Car nos adversaires me regardaient, la nuit, avec la ferme intention de me nuire. Et je les affrontais, perdaient souvent ces combats durant mes nuits. Et au réveil, ils cessaient de me harceler, perdaient à leur tour toute consistance. Mais ils avaient mon repos comme butin.
Ma fatigue me rendait moins bon. Je me pensais doux et prêt à servir. Mes pieuses intentions étaient balayées comme le sable par le vent.
Ces guerriers étaient plus forts que mon apitoiement. Je pouvais me taire et nier leur puissance, mais rien ne les empêchait de dévaster la mienne.
Mes cauchemars me montraient des guerriers singuliers, tels que je n'en avais jamais vu. Ils étaient parfois à cheval, aussi nombreux qu'un essaim d'abeille.
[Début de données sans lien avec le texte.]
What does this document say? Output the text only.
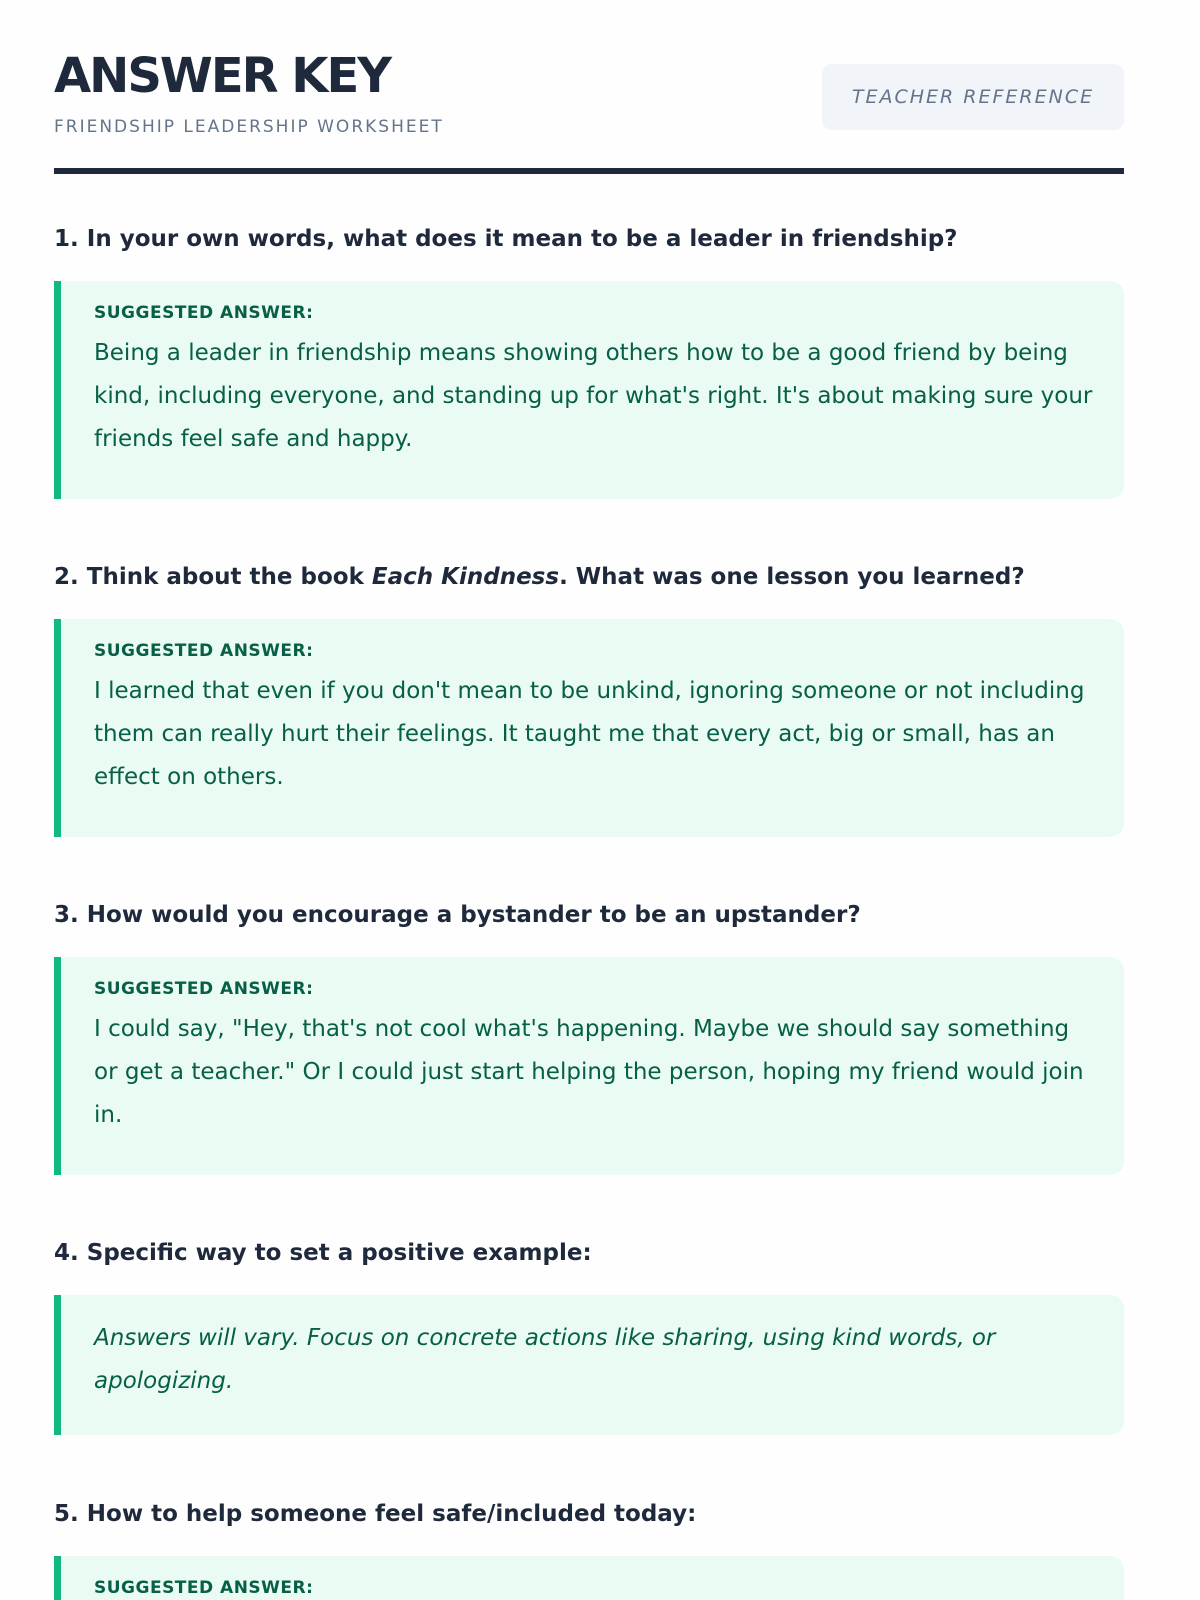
ANSWER KEY
FRIENDSHIP LEADERSHIP WORKSHEET
TEACHER REFERENCE
1. In your own words, what does it mean to be a leader in friendship?
SUGGESTED ANSWER:

Being a leader in friendship means showing others how to be a good friend by being kind, including everyone, and standing up for what's right. It's about making sure your friends feel safe and happy.

2. Think about the book Each Kindness. What was one lesson you learned?
SUGGESTED ANSWER:

I learned that even if you don't mean to be unkind, ignoring someone or not including them can really hurt their feelings. It taught me that every act, big or small, has an effect on others.

3. How would you encourage a bystander to be an upstander?
SUGGESTED ANSWER:

I could say, "Hey, that's not cool what's happening. Maybe we should say something or get a teacher." Or I could just start helping the person, hoping my friend would join in.

4. Specific way to set a positive example:

Answers will vary. Focus on concrete actions like sharing, using kind words, or apologizing.

5. How to help someone feel safe/included today:
SUGGESTED ANSWER:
Ils pouvaient apparaître de partout, furieux et enragés. Ils chassaient le gibier comme ils abattaient les hommes. Ils avaient les jambes courtes, tandis que tout le reste de leurs corps était imposant.
Ils croyaient en d'autres dieux, d'autres héros. Ils vénéraient des espèces de sorciers, qui prétendaient faire le lien entre la terre et le ciel, et intercéder avec les enfers.
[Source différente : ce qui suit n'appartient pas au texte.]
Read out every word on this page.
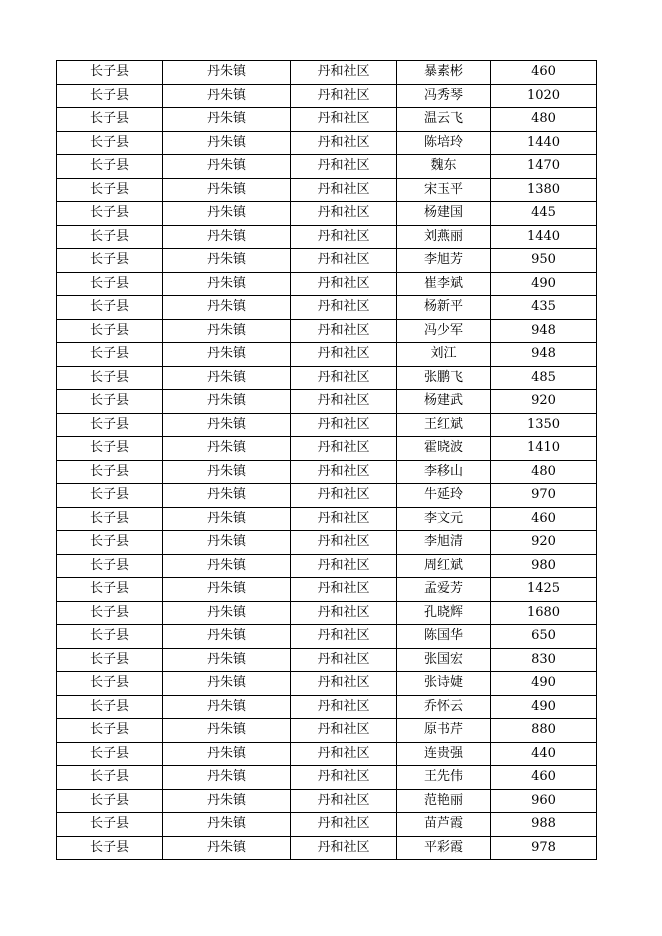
长子县	丹朱镇	丹和社区	暴素彬	460
长子县	丹朱镇	丹和社区	冯秀琴	1020
长子县	丹朱镇	丹和社区	温云飞	480
长子县	丹朱镇	丹和社区	陈培玲	1440
长子县	丹朱镇	丹和社区	魏东	1470
长子县	丹朱镇	丹和社区	宋玉平	1380
长子县	丹朱镇	丹和社区	杨建国	445
长子县	丹朱镇	丹和社区	刘燕丽	1440
长子县	丹朱镇	丹和社区	李旭芳	950
长子县	丹朱镇	丹和社区	崔李斌	490
长子县	丹朱镇	丹和社区	杨新平	435
长子县	丹朱镇	丹和社区	冯少军	948
长子县	丹朱镇	丹和社区	刘江	948
长子县	丹朱镇	丹和社区	张鹏飞	485
长子县	丹朱镇	丹和社区	杨建武	920
长子县	丹朱镇	丹和社区	王红斌	1350
长子县	丹朱镇	丹和社区	霍晓波	1410
长子县	丹朱镇	丹和社区	李移山	480
长子县	丹朱镇	丹和社区	牛延玲	970
长子县	丹朱镇	丹和社区	李文元	460
长子县	丹朱镇	丹和社区	李旭清	920
长子县	丹朱镇	丹和社区	周红斌	980
长子县	丹朱镇	丹和社区	孟爱芳	1425
长子县	丹朱镇	丹和社区	孔晓辉	1680
长子县	丹朱镇	丹和社区	陈国华	650
长子县	丹朱镇	丹和社区	张国宏	830
长子县	丹朱镇	丹和社区	张诗婕	490
长子县	丹朱镇	丹和社区	乔怀云	490
长子县	丹朱镇	丹和社区	原书芹	880
长子县	丹朱镇	丹和社区	连贵强	440
长子县	丹朱镇	丹和社区	王先伟	460
长子县	丹朱镇	丹和社区	范艳丽	960
长子县	丹朱镇	丹和社区	苗芦霞	988
长子县	丹朱镇	丹和社区	平彩霞	978
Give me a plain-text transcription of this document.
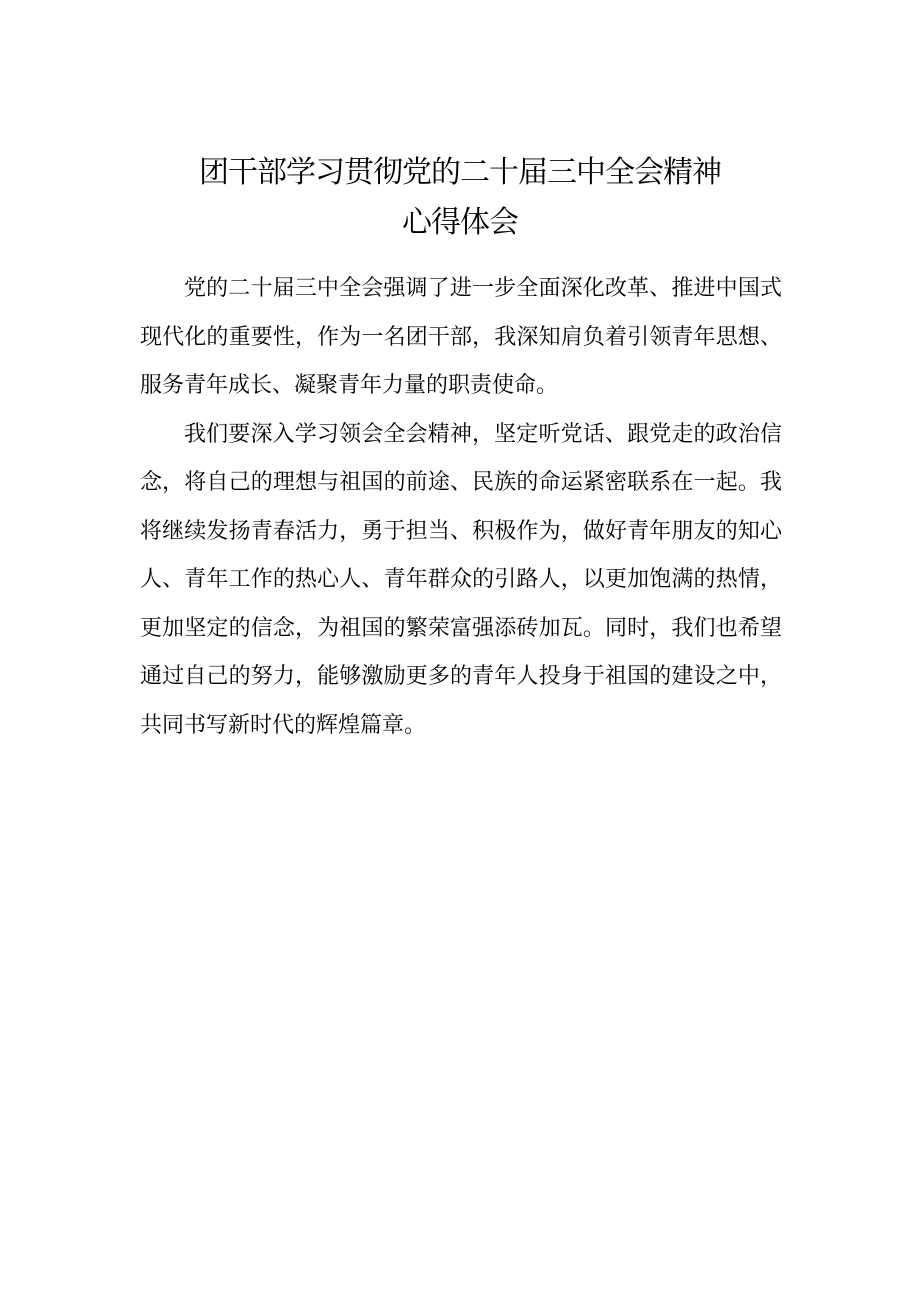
团干部学习贯彻党的二十届三中全会精神
心得体会

党的二十届三中全会强调了进一步全面深化改革、推进中国式现代化的重要性，作为一名团干部，我深知肩负着引领青年思想、服务青年成长、凝聚青年力量的职责使命。

我们要深入学习领会全会精神，坚定听党话、跟党走的政治信念，将自己的理想与祖国的前途、民族的命运紧密联系在一起。我将继续发扬青春活力，勇于担当、积极作为，做好青年朋友的知心人、青年工作的热心人、青年群众的引路人，以更加饱满的热情，更加坚定的信念，为祖国的繁荣富强添砖加瓦。同时，我们也希望通过自己的努力，能够激励更多的青年人投身于祖国的建设之中，共同书写新时代的辉煌篇章。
Ils tuaient, massacraient, depuis des générations. Mes songes nocturnes, angoissants comme seule l'obscurité pouvait l'être, me les montraient en détails. Et rien ne pouvaient les arrêter.
C'étaient des envahisseurs par choix, et les atrocités auxquelles ils se livraient auraient condamnées un chrétien en un regard. La lutte pour la vie était un carnage dont ils nous rendaient coupables.
Notre Eglise exigeait qu'un terme soit mis à leur progression. Les villages brûlaient, les champs étaient piétinés, les hommes percés de leurs flèches, les femmes fendues par leurs longues épées, les enfants dépecés par leur coutelas d'os, les vieillards traînés dans les mares de sangs par des cordes lacées aux selles de leurs chevaux.
Ces monstres si peu humains, sans barbes, puissants dans leurs malheureux péchés, guettaient ma faiblesse.
Je ne savais pas à qui parler de tant de détails alarmants. Quand j'interrogeais prudemment les novices sur leurs rêves, ils étaient peu gênés de m'en parler, et aucun d'eux n'en avait de similaires.
J'étais seul avec mon tourment, coupable de je ne savais quel crime qui me poursuivait dans le sommeil.
Quelqu'un devait les arrêter, car j'avais peur de ne pas réveiller, qu'un démon se serve de mes peurs pour me trahir.
J'étais agité de la fin du jour au petit matin, et ma mauvaise réputation croissait avec les accusations et les inutiles flagellations pénitentielles.
Une nuit je criai de peur, éveillant un postulant qui partageait mon lieu de repos. Il me dirait plus tard, sur le ton de la confidence, que j'avais demandé de l'aide à un empereur, que j'avais nommé Othon le Grand.